Dr. Dale Peterson, urinary retention, incontinence, stress incontinence, urge incontinence, BPH, benign prostatic hypertrophy, saw palmetto, Kegel exercises, African pygeum, zinc

Urinary Difficulties



Urinary Difficulties

© 2011 Dr. Dale Peterson & drdalepeterson.com
 

As we go through life we rarely think about how smoothly our bodies perform their many functions. Rarely do we consciously think about the fact that we are breathing, we are generally unaware of our heart’s rhythmic beat, and until we reach a critical age we don’t realize how hard our eyes are working to keep things in focus. It is only when routine functions go awry that we become aware of their complex nature.

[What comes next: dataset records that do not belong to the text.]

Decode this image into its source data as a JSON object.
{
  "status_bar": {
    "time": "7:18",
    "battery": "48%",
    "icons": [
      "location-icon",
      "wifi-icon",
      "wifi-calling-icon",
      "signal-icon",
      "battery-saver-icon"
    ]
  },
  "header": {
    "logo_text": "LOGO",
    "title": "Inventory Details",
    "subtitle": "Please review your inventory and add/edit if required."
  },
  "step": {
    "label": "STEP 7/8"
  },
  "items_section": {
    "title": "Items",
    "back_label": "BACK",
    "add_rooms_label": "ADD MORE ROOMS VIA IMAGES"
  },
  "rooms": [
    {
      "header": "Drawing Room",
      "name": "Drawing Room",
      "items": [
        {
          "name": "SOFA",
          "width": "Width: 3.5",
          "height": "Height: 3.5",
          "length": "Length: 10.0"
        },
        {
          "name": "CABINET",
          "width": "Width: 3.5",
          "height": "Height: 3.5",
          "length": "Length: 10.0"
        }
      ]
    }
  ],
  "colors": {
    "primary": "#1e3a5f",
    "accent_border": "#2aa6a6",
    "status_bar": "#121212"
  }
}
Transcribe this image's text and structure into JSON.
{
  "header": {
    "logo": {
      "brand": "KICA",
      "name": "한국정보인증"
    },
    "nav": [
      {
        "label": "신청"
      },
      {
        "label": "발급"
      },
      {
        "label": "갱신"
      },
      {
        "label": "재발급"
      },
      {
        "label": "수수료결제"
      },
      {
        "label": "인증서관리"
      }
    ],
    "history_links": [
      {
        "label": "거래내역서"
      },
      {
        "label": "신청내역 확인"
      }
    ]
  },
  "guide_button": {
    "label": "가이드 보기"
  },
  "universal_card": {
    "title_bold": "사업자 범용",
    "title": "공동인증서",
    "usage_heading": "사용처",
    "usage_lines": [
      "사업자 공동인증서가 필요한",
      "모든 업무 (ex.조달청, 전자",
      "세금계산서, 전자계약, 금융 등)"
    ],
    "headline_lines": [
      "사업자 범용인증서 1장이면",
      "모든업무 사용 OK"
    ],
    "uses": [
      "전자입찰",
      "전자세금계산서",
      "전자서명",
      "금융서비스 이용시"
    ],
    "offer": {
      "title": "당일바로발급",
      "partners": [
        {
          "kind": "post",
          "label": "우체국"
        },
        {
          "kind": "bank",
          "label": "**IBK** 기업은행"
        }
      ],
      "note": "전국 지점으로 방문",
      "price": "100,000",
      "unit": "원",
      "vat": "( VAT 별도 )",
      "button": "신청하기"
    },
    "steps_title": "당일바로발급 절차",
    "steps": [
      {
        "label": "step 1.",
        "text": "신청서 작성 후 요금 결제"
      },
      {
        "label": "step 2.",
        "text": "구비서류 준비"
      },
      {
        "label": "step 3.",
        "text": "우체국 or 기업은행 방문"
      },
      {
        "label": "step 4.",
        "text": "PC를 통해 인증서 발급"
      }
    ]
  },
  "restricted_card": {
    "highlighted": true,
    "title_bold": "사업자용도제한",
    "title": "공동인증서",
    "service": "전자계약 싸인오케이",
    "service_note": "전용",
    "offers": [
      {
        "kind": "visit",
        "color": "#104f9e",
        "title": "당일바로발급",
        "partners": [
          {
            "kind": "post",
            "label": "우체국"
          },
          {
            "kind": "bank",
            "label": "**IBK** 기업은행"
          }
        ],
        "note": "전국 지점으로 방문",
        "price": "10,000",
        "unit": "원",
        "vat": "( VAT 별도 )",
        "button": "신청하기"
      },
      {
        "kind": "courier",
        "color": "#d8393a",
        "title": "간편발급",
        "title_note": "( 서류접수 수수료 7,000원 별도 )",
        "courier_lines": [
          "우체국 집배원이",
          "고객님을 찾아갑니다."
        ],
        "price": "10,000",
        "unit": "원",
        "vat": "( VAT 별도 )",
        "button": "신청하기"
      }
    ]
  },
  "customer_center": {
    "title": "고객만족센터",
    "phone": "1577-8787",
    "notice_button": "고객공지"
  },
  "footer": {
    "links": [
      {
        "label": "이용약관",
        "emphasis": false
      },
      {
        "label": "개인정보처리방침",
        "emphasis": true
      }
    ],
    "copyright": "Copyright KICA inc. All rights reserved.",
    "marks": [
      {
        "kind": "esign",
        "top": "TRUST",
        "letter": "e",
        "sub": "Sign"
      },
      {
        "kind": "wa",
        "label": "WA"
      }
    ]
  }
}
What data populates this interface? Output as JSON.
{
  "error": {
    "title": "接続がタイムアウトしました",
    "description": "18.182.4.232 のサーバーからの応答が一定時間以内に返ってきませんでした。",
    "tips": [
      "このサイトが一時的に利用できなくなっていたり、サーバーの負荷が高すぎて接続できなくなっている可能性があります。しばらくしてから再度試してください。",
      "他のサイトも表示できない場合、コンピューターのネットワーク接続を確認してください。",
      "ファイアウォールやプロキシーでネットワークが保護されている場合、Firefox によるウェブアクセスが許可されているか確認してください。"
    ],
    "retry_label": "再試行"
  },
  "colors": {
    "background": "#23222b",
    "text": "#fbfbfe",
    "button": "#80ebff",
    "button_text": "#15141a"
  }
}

The ability to retain urine in the bladder until an appropriate time and place and then release it without difficulty is a skill that, once acquired, is considered routine and taken for granted. Its contribution to one’s quality of life goes unappreciated until the day bladder control is lost. When urinary difficulties develop they can be annoying at best and life-threatening at worst. They can range from an occasional loss of a small amount of urine to a complete inability to start urine flow. When certain anatomic abnormalities are present surgery may be the only answer, but much can be done to prevent urinary challenges and to improve conditions that lead to urinary difficulty.

Urinary challenges tend to differ between men and women. Women are likely to wrestle with incontinence, an unintended loss of urine, while men are more likely to encounter difficulty in starting and maintaining urine flow. The difference is explained by anatomy.

Blood passes through the kidneys where it is filtered. The filtrate is called urine. Urine passes from the kidneys to the bladder through tubes called ureters. It is stored there until the bladder is emptied through another tube called the urethra.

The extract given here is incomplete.